Authentic, relevant, digital
Patrick Rishe, a professor who interviewed 50 people in sports marketing and media for his recent book They Shoot… They Score, said the company had obviously done its research and was thinking it was going to sell shoes. “The messages that these companies are getting from their market research with millennials and Gen Z consumers is these people want their brands to be authentic, they want them to be culturally relevant, they have to be digital,” Rishe said.
“Younger folks want brands to stand for something. ‘I don’t want to just see your logo. You’re just trying to sell me some shoes or shirts. I want you to stand for something.’ And when you take that leap of faith as a company, you are running risks,” he adds.
America’s social and economic divisions predate Trump. But as a candidate and now as president, he clearly comprehends what corporations have also realized: taking definitive stands on divisive issues may alienate some people but it also inspires loyalty.
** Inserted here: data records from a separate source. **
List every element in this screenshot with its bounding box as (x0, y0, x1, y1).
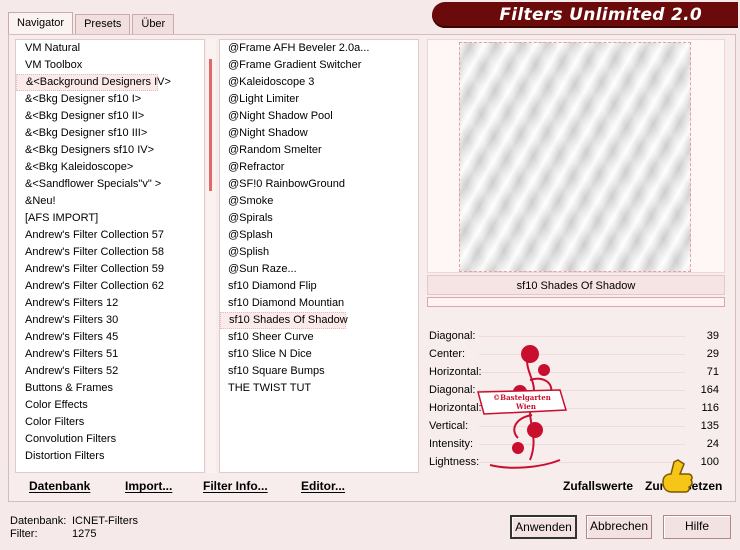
db-label: Datenbank: (10, 515, 67, 527)
scrollbar-thumb[interactable] (209, 59, 212, 191)
progress-bar (427, 297, 725, 307)
list-item[interactable]: &<Bkg Designer sf10 I> (16, 91, 204, 108)
list-item[interactable]: Distortion Filters (16, 448, 204, 465)
list-item[interactable]: [AFS IMPORT] (16, 210, 204, 227)
app-title: Filters Unlimited 2.0 (499, 5, 702, 25)
list-item[interactable]: VM Natural (16, 40, 204, 57)
filter-name-label: sf10 Shades Of Shadow (427, 275, 725, 295)
list-item[interactable]: &<Bkg Kaleidoscope> (16, 159, 204, 176)
param-label: Vertical: (429, 420, 469, 432)
param-value: 116 (701, 402, 719, 414)
list-item[interactable]: @Splish (220, 244, 418, 261)
list-item[interactable]: @SF!0 RainbowGround (220, 176, 418, 193)
filter-list[interactable]: @Frame AFH Beveler 2.0a... @Frame Gradie… (219, 39, 419, 473)
list-item[interactable]: @Refractor (220, 159, 418, 176)
tab-ueber[interactable]: Über (132, 14, 175, 34)
tab-presets[interactable]: Presets (75, 14, 131, 34)
param-label: Diagonal: (429, 384, 476, 396)
action-row: Datenbank Import... Filter Info... Edito… (9, 475, 737, 499)
db-value: ICNET-Filters (72, 515, 138, 527)
selected-category[interactable]: &<Background Designers IV> (16, 74, 171, 91)
watermark-text-line-2: Wien (515, 402, 536, 411)
list-item[interactable]: sf10 Diamond Flip (220, 278, 418, 295)
title-banner: Filters Unlimited 2.0 (432, 2, 738, 28)
category-list[interactable]: VM Natural VM Toolbox &<Background Desig… (15, 39, 205, 473)
param-value: 39 (706, 330, 719, 342)
filter-info-button[interactable]: Filter Info... (197, 475, 274, 497)
list-item[interactable]: VM Toolbox (16, 57, 204, 74)
cancel-button[interactable]: Abbrechen (586, 515, 652, 539)
list-item[interactable]: @Frame AFH Beveler 2.0a... (220, 40, 418, 57)
list-item[interactable]: Andrew's Filters 12 (16, 295, 204, 312)
category-scrollbar[interactable] (207, 39, 216, 473)
list-item[interactable]: sf10 Diamond Mountian (220, 295, 418, 312)
list-item[interactable]: @Frame Gradient Switcher (220, 57, 418, 74)
list-item[interactable]: sf10 Square Bumps (220, 363, 418, 380)
import-button[interactable]: Import... (119, 475, 178, 497)
list-item[interactable]: Color Effects (16, 397, 204, 414)
tab-navigator[interactable]: Navigator (8, 12, 74, 34)
list-item[interactable]: @Night Shadow (220, 125, 418, 142)
list-item[interactable]: @Smoke (220, 193, 418, 210)
list-item[interactable]: Andrew's Filter Collection 62 (16, 278, 204, 295)
preview-frame (427, 39, 725, 273)
list-item[interactable]: Andrew's Filter Collection 59 (16, 261, 204, 278)
list-item[interactable]: @Night Shadow Pool (220, 108, 418, 125)
param-value: 24 (706, 438, 719, 450)
watermark-stamp: ©Bastelgarten Wien (477, 345, 567, 469)
list-item[interactable]: Convolution Filters (16, 431, 204, 448)
param-label: Intensity: (429, 438, 474, 450)
param-value: 29 (706, 348, 719, 360)
list-item[interactable]: Andrew's Filter Collection 58 (16, 244, 204, 261)
list-item[interactable]: @Sun Raze... (220, 261, 418, 278)
param-slider[interactable] (479, 336, 685, 337)
param-value: 164 (700, 384, 719, 396)
param-value: 135 (700, 420, 719, 432)
param-label: Center: (429, 348, 466, 360)
list-item[interactable]: @Spirals (220, 210, 418, 227)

Trump understands that he can make a stronger connection with consumers — i.e. voters — if he does not restrict the conversation to products or to policies. Instead of immigration, he talks about gang violence. Instead of Russian cyberattacks, he talks about Hillary Clinton. Instead of criminal justice reform, he talks about football.
It might not make sense for someone with urgent personal healthcare needs to vote for Trump based on a shared opinion about Kaepernick, just like it might not make sense for people to buy shoes because they admire Kaepernick. But it works.
“The point of branding is to make a corporation into a human being,” said Serazio. “And that is fundamentally ridiculous. And yet that is the basis of our advertising, contemporary consumer culture.”